Maka setiap kali terdengar daham-daham, aku tahu itu saudara kembarku, dan aku lekas menemuinya.1)

Malam ini daham-daham itu terdengar lagi. Seperti biasa suaranya sedang-sedang saja. Tidak tinggi tidak juga rendah.

Yang pertama selalu aku ingin ketahui pada daham-daham awal adalah cahaya bulan. Maka serta merta lampu kamar aku matikan. Seolah merayap, sinar bulan menampakkan dirinya lambat-lambat. Setelah itu tirai kamar aku singkap. Dan lengkaplah pemandangan itu. Seonggok bayang hitam mematung di pekarangan di tengah pantulan gemerlap sinar bulan yang bulat.

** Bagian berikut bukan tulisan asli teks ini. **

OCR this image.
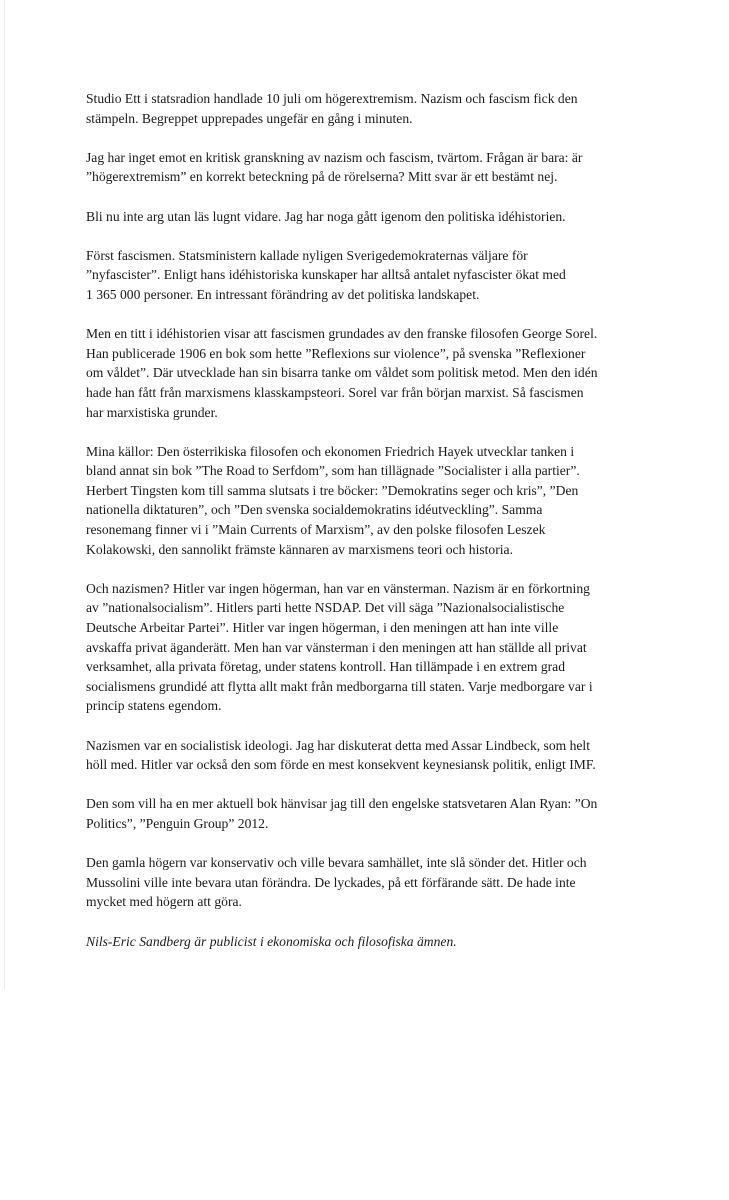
Studio Ett i statsradion handlade 10 juli om högerextremism. Nazism och fascism fick den
stämpeln. Begreppet upprepades ungefär en gång i minuten.

Jag har inget emot en kritisk granskning av nazism och fascism, tvärtom. Frågan är bara: är
”högerextremism” en korrekt beteckning på de rörelserna? Mitt svar är ett bestämt nej.

Bli nu inte arg utan läs lugnt vidare. Jag har noga gått igenom den politiska idéhistorien.

Först fascismen. Statsministern kallade nyligen Sverigedemokraternas väljare för
”nyfascister”. Enligt hans idéhistoriska kunskaper har alltså antalet nyfascister ökat med
1 365 000 personer. En intressant förändring av det politiska landskapet.

Men en titt i idéhistorien visar att fascismen grundades av den franske filosofen George Sorel.
Han publicerade 1906 en bok som hette ”Reflexions sur violence”, på svenska ”Reflexioner
om våldet”. Där utvecklade han sin bisarra tanke om våldet som politisk metod. Men den idén
hade han fått från marxismens klasskampsteori. Sorel var från början marxist. Så fascismen
har marxistiska grunder.

Mina källor: Den österrikiska filosofen och ekonomen Friedrich Hayek utvecklar tanken i
bland annat sin bok ”The Road to Serfdom”, som han tillägnade ”Socialister i alla partier”.
Herbert Tingsten kom till samma slutsats i tre böcker: ”Demokratins seger och kris”, ”Den
nationella diktaturen”, och ”Den svenska socialdemokratins idéutveckling”. Samma
resonemang finner vi i ”Main Currents of Marxism”, av den polske filosofen Leszek
Kolakowski, den sannolikt främste kännaren av marxismens teori och historia.

Och nazismen? Hitler var ingen högerman, han var en vänsterman. Nazism är en förkortning
av ”nationalsocialism”. Hitlers parti hette NSDAP. Det vill säga ”Nazionalsocialistische
Deutsche Arbeitar Partei”. Hitler var ingen högerman, i den meningen att han inte ville
avskaffa privat äganderätt. Men han var vänsterman i den meningen att han ställde all privat
verksamhet, alla privata företag, under statens kontroll. Han tillämpade i en extrem grad
socialismens grundidé att flytta allt makt från medborgarna till staten. Varje medborgare var i
princip statens egendom.

Nazismen var en socialistisk ideologi. Jag har diskuterat detta med Assar Lindbeck, som helt
höll med. Hitler var också den som förde en mest konsekvent keynesiansk politik, enligt IMF.

Den som vill ha en mer aktuell bok hänvisar jag till den engelske statsvetaren Alan Ryan: ”On
Politics”, ”Penguin Group” 2012.

Den gamla högern var konservativ och ville bevara samhället, inte slå sönder det. Hitler och
Mussolini ville inte bevara utan förändra. De lyckades, på ett förfärande sätt. De hade inte
mycket med högern att göra.

Nils-Eric Sandberg är publicist i ekonomiska och filosofiska ämnen.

Entah senang atau benci aku melihatnya. Entah duka cita atau bahagia aku menyongsongnya. Bukan apa, pernah beberapakali aku ingin membunuhnya, tapi semuanya selalu gagal.

Pernah aku taburi pekarangan dengan genangan minyak tanah dan aku nyalakan pemantik otomatis yang bisa dinyalakan dari jauh. Pemantik api yang aku pinjam dari salah seorang teman ITB-ku yang tengah membuat prakarya untuk teknologi tepat guna. Namun begitu saudara kembarku telah berdaham dan sosoknya ku lihat mematung di pekarangan yang telah penuh genangan minyak, pemantik tak berfungsi. Berkali-kali dinyalakan dari kamar namun tetap pemantik itu mati dan tak menyebabkan pekarangan terbakar.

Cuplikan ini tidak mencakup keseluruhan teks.